Decriminalization means that the use (or possession, in some cases) of an established quantity of marijuana remains illegal, but the penalties are not harsh; often simply fines, similar to a traffic citation, and no imprisonment. 

Legalization means that the use or possession of marijuana is not illegal. There are no penalties attached.

Currently, the private, nonmedical possession of marijuana by an adult has been decriminalized in eight states: California, Colorado, Connecticut, Maine, Massachusetts, Nebraska, New York, and Oregon.

Five additional states – Minnesota, Mississippi, Nevada, North Carolina, and Ohio – treat marijuana possession offenses as a fine-only misdemeanor offense. Alaska law imposes no criminal or civil penalty for the private possession of small amounts of marijuana by adults.

Since 1996, 17 states and the District of Columbia have legalized its use for medical conditions.

New York Governor Cuomo's bill to reduce the criminal misdemeanor to a violation with a fine up to $100 would save thousands of New Yorkers –disproportionately black and Hispanic youths – from unnecessary arrests and criminal charges, the governor says.

Rhode Island is also considering decriminalizing the possession of small amounts of marijuana under legislation set for a vote in the General Assembly. The state House and the Senate are both scheduled to debate and vote on the measure Tuesday.

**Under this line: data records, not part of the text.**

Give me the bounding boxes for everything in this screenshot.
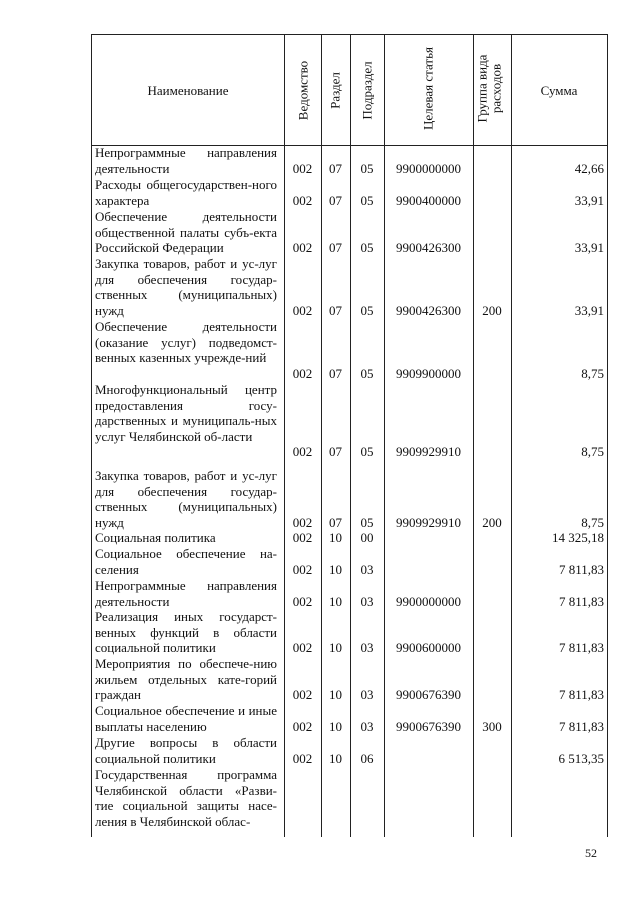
row-razdel: 10 — [329, 640, 342, 655]
row-celevaya-statya: 9909900000 — [396, 365, 461, 381]
header-gruppa-line1: Группа вида — [474, 54, 490, 123]
row-name: Закупка товаров, работ и ус-луг для обеспечения государ-ственных (муниципальных) нужд — [95, 468, 277, 530]
header-vedomstvo: Ведомство — [295, 60, 311, 121]
row-name: Социальное обеспечение и иные выплаты населению — [95, 703, 277, 734]
row-podrazdel: 03 — [360, 593, 374, 609]
row-celevaya-statya: 9900426300 — [396, 240, 461, 255]
row-summa: 8,75 — [581, 514, 604, 530]
row-celevaya-statya: 9900600000 — [396, 640, 461, 655]
row-vedomstvo: 002 — [292, 302, 313, 318]
header-summa: Сумма — [540, 83, 578, 98]
row-celevaya-statya: 9900000000 — [396, 593, 461, 609]
row-podrazdel: 05 — [360, 514, 374, 530]
row-podrazdel: 00 — [360, 530, 374, 545]
row-name: Многофункциональный центр предоставления госу-дарственных и муниципаль-ных услуг Челябинской об-ласти — [95, 382, 277, 444]
row-podrazdel: 03 — [360, 640, 374, 655]
table-row — [0, 319, 640, 381]
row-vedomstvo: 002 — [292, 640, 313, 655]
row-celevaya-statya: 9900676390 — [396, 687, 461, 702]
row-razdel: 10 — [329, 561, 342, 577]
row-summa: 8,75 — [581, 365, 604, 381]
row-name: Другие вопросы в области социальной политики — [95, 735, 277, 766]
row-podrazdel: 05 — [360, 160, 374, 176]
table-row — [0, 656, 640, 703]
row-podrazdel: 03 — [360, 718, 374, 734]
table-row — [0, 546, 640, 577]
row-summa: 33,91 — [574, 302, 604, 318]
table-row — [0, 468, 640, 530]
row-vedomstvo: 002 — [292, 687, 313, 702]
row-vedomstvo: 002 — [292, 718, 313, 734]
row-vedomstvo: 002 — [292, 160, 313, 176]
table-row — [0, 145, 640, 176]
table-row — [0, 735, 640, 766]
row-celevaya-statya: 9900426300 — [396, 302, 461, 318]
row-summa: 14 325,18 — [552, 530, 604, 545]
row-razdel: 10 — [329, 593, 342, 609]
row-celevaya-statya: 9900000000 — [396, 160, 461, 176]
row-name: Закупка товаров, работ и ус-луг для обеспечения государ-ственных (муниципальных) нужд — [95, 256, 277, 318]
row-summa: 7 811,83 — [558, 718, 604, 734]
header-name: Наименование — [147, 83, 229, 98]
row-vedomstvo: 002 — [292, 593, 313, 609]
header-celevaya-statya: Целевая статья — [420, 47, 436, 131]
row-summa: 42,66 — [574, 160, 604, 176]
row-summa: 7 811,83 — [558, 561, 604, 577]
row-name: Государственная программа Челябинской области «Разви-тие социальной защиты насе-ления в Челябинской облас- — [95, 767, 277, 829]
row-podrazdel: 05 — [360, 302, 374, 318]
row-celevaya-statya: 9909929910 — [396, 514, 461, 530]
row-razdel: 07 — [329, 240, 342, 255]
row-razdel: 07 — [329, 192, 342, 208]
table-row — [0, 578, 640, 609]
row-name: Расходы общегосударствен-ного характера — [95, 177, 277, 208]
row-razdel: 10 — [329, 530, 342, 545]
row-vedomstvo: 002 — [292, 514, 313, 530]
row-name: Мероприятия по обеспече-нию жильем отдельных кате-горий граждан — [95, 656, 277, 702]
row-vedomstvo: 002 — [292, 240, 313, 255]
row-celevaya-statya: 9900676390 — [396, 718, 461, 734]
row-vedomstvo: 002 — [292, 444, 313, 459]
row-celevaya-statya: 9909929910 — [396, 444, 461, 459]
row-summa: 7 811,83 — [558, 687, 604, 702]
row-summa: 7 811,83 — [558, 640, 604, 655]
row-razdel: 07 — [329, 160, 342, 176]
row-podrazdel: 03 — [360, 687, 374, 702]
header-razdel: Раздел — [327, 72, 343, 109]
row-vedomstvo: 002 — [292, 365, 313, 381]
row-name: Социальное обеспечение на-селения — [95, 546, 277, 577]
row-name: Обеспечение деятельности (оказание услуг) подведомст-венных казенных учрежде-ний — [95, 319, 277, 365]
row-razdel: 10 — [329, 687, 342, 702]
row-razdel: 10 — [329, 750, 342, 766]
row-name: Социальная политика — [95, 530, 216, 545]
table-row — [0, 382, 640, 460]
page-number: 52 — [585, 846, 597, 860]
table-row — [0, 177, 640, 208]
table-row — [0, 256, 640, 318]
row-razdel: 07 — [329, 302, 342, 318]
table-row — [0, 703, 640, 734]
row-vedomstvo: 002 — [292, 530, 313, 545]
row-razdel: 07 — [329, 444, 342, 459]
row-name: Непрограммные направления деятельности — [95, 578, 277, 609]
table-row — [0, 767, 640, 845]
row-podrazdel: 06 — [360, 750, 374, 766]
row-summa: 6 513,35 — [558, 750, 604, 766]
header-gruppa-line2: расходов — [488, 63, 504, 114]
row-vedomstvo: 002 — [292, 750, 313, 766]
row-gruppa: 200 — [482, 514, 502, 530]
table-row — [0, 209, 640, 256]
row-summa: 33,91 — [574, 240, 604, 255]
row-razdel: 07 — [329, 514, 342, 530]
header-podrazdel: Подраздел — [359, 61, 375, 120]
row-name: Реализация иных государст-венных функций в области социальной политики — [95, 609, 277, 655]
table-row — [0, 530, 640, 546]
row-summa: 33,91 — [574, 192, 604, 208]
row-podrazdel: 05 — [360, 444, 374, 459]
row-razdel: 10 — [329, 718, 342, 734]
row-summa: 8,75 — [581, 444, 604, 459]
row-podrazdel: 05 — [360, 192, 374, 208]
row-vedomstvo: 002 — [292, 192, 313, 208]
row-gruppa: 300 — [482, 718, 502, 734]
row-celevaya-statya: 9900400000 — [396, 192, 461, 208]
row-razdel: 07 — [329, 365, 342, 381]
row-vedomstvo: 002 — [292, 561, 313, 577]
row-name: Обеспечение деятельности общественной палаты субъ-екта Российской Федерации — [95, 209, 277, 255]
row-summa: 7 811,83 — [558, 593, 604, 609]
row-podrazdel: 05 — [360, 240, 374, 255]
table-row — [0, 609, 640, 656]
row-gruppa: 200 — [482, 302, 502, 318]
row-podrazdel: 05 — [360, 365, 374, 381]
row-podrazdel: 03 — [360, 561, 374, 577]
row-name: Непрограммные направления деятельности — [95, 145, 277, 176]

The legislation would replace criminal penalties for possession of one ounce or less of marijuana with a $150 civil fine. Minors caught with pot would also have to complete a drug-awareness program and community service.

“Many states will attempt the decriminalization process before legalization,” says Tod Burke, professor of criminal justice and associate dean at Radford University in Virginia. “It is a means to take baby-steps towards the possible legalization.”

The rationale for what New York, and possibly Rhode Island, is recommending might make sense for them, says Professor Burke. “However, it is important to understand that one states’ rationale for the decriminalization or legalization of marijuana is not a one-size-fits-all approach," he says. "Each state must decide what is in the best interest of its citizenry.”